Energy Labs used a manufacturing facility in Tijuana, Mexico, to fill the order. Because the CTA project was federally funded, it falls under the Buy American Act, which states certain construction components in federally-funded transportation systems must be made in the United States. Since it couldn’t use Energy Labs’ made-in-Mexico units, Edwards canceled the order and bought the units from a different manufacturer.

Last September, Energy Labs sued Edwards and a related company, W.E. Bishop & Co., for breach of contract, quantum meruit and promissory estoppel.

Edwards filed a motion to dismiss the lawsuit, asserting the contract was illegal and unenforceable.

Aspen, however, disagreed.

In the original complaint, Energy Labs states that the two purchase orders it received from Edwards did not mention the Buy American Act. The suit claims an Edwards executive visited and toured the manufacturing facility in Tijuana, and never mentioned either the Buy America Act or that Edwards would not be able to use units built in Mexico for the CTA project.

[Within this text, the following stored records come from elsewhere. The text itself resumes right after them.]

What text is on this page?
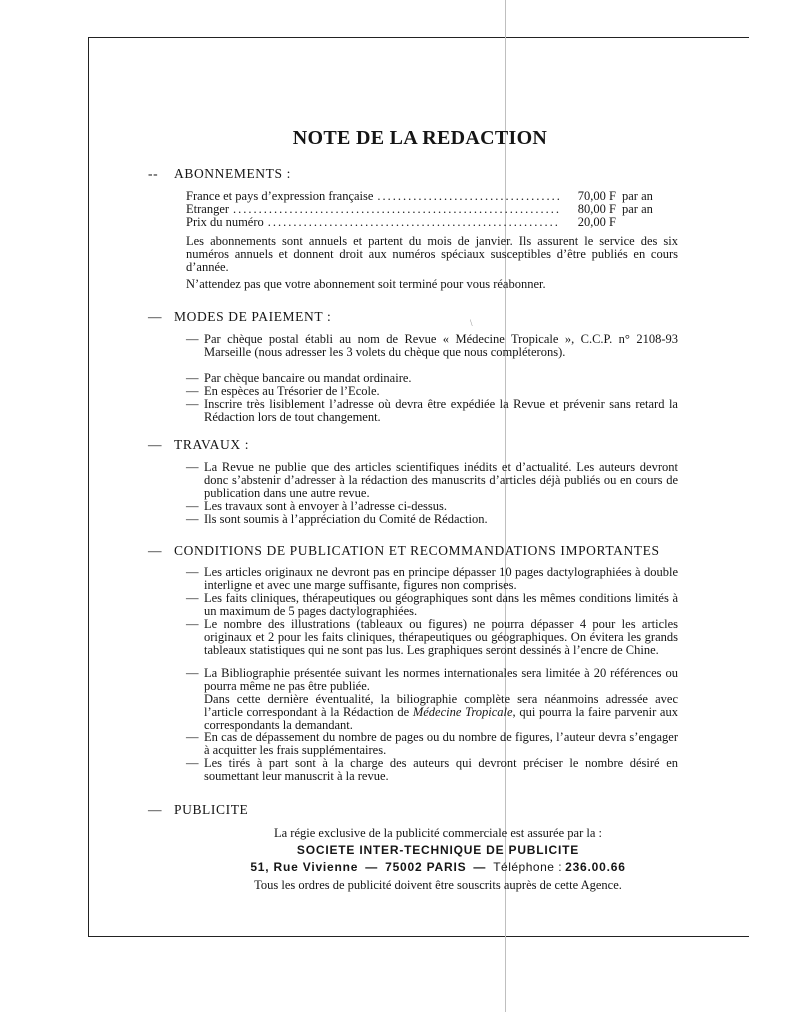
NOTE DE LA REDACTION

-- ABONNEMENTS :

France et pays d’expression française .....	70,00 F par an
Etranger .....	80,00 F par an
Prix du numéro .....	20,00 F

Les abonnements sont annuels et partent du mois de janvier. Ils assurent le service des six numéros annuels et donnent droit aux numéros spéciaux susceptibles d’être publiés en cours d’année.

N’attendez pas que votre abonnement soit terminé pour vous réabonner.

\

— MODES DE PAIEMENT :

— Par chèque postal établi au nom de Revue « Médecine Tropicale », C.C.P. n° 2108-93 Marseille (nous adresser les 3 volets du chèque que nous compléterons).
— Par chèque bancaire ou mandat ordinaire.
— En espèces au Trésorier de l’Ecole.
— Inscrire très lisiblement l’adresse où devra être expédiée la Revue et prévenir sans retard la Rédaction lors de tout changement.

— TRAVAUX :

— La Revue ne publie que des articles scientifiques inédits et d’actualité. Les auteurs devront donc s’abstenir d’adresser à la rédaction des manuscrits d’articles déjà publiés ou en cours de publication dans une autre revue.
— Les travaux sont à envoyer à l’adresse ci-dessus.
— Ils sont soumis à l’appréciation du Comité de Rédaction.

— CONDITIONS DE PUBLICATION ET RECOMMANDATIONS IMPORTANTES

— Les articles originaux ne devront pas en principe dépasser 10 pages dactylographiées à double interligne et avec une marge suffisante, figures non comprises.
— Les faits cliniques, thérapeutiques ou géographiques sont dans les mêmes conditions limités à un maximum de 5 pages dactylographiées.
— Le nombre des illustrations (tableaux ou figures) ne pourra dépasser 4 pour les articles originaux et 2 pour les faits cliniques, thérapeutiques ou géographiques. On évitera les grands tableaux statistiques qui ne sont pas lus. Les graphiques seront dessinés à l’encre de Chine.
— La Bibliographie présentée suivant les normes internationales sera limitée à 20 références ou pourra même ne pas être publiée.

Dans cette dernière éventualité, la biliographie complète sera néanmoins adressée avec l’article correspondant à la Rédaction de Médecine Tropicale, qui pourra la faire parvenir aux correspondants la demandant.

— En cas de dépassement du nombre de pages ou du nombre de figures, l’auteur devra s’engager à acquitter les frais supplémentaires.
— Les tirés à part sont à la charge des auteurs qui devront préciser le nombre désiré en soumettant leur manuscrit à la revue.

— PUBLICITE

La régie exclusive de la publicité commerciale est assurée par la :

SOCIETE INTER-TECHNIQUE DE PUBLICITE

51, Rue Vivienne — 75002 PARIS — Téléphone : 236.00.66

Tous les ordres de publicité doivent être souscrits auprès de cette Agence.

Sometime after that tour, the Federal Transit Administration told Edwards and Energy Labs the project fell under the Buy American Act’s provisions, and the FTA determined Energy Labs’ Mexican-made units could not be used for the CTA project. The FTA had determined the air conditioning units should be classified as “components” of the project and not “subcomponents,” as the companies had attempted to argue, according to court documents.

At that point, Edwards canceled the order, leaving Energy Labs on the hook for nearly $1 million it had already spent on completing the purchase orders, according to federal court papers.

In his opinion, Aspen noted it was not the court’s place to decide the merits of the case, only to decide if Edwards’ motion to dismiss was valid. The motion to dismiss says that the lawsuit itself demonstrates the contract was illegal and unenforceable, and that a plaintiff can’t recover equity on an illegal contract. In denying the motion, the court found that the contract was not illegal, and even if it was, was not unenforceable.

According to the complaint, the contract between Edwards and Energy Labs simply required Energy Labs to build the specified units and Edwards to buy them. The Buy American Act applies to the contract between Edwards and the CTA, and Energy Labs contends it did not know the act would come into play in its work. While government contractors can be reasonably expected to ask about procurement requirements on a given project, the same standard cannot be applied to subcontractors, who may not even know they are working on a government project, the court decision says.

In addition, Aspen wrote, neither party claims Edwards was required to use federal funds to purchase the units, even if that was its intention.

Edwards Engineering is represented in the action by attorneys from the firm of Querrey & Harrow, Ltd., of Chicago.

Energy Labs is represented by Gordon & Rees LLP, of Chicago.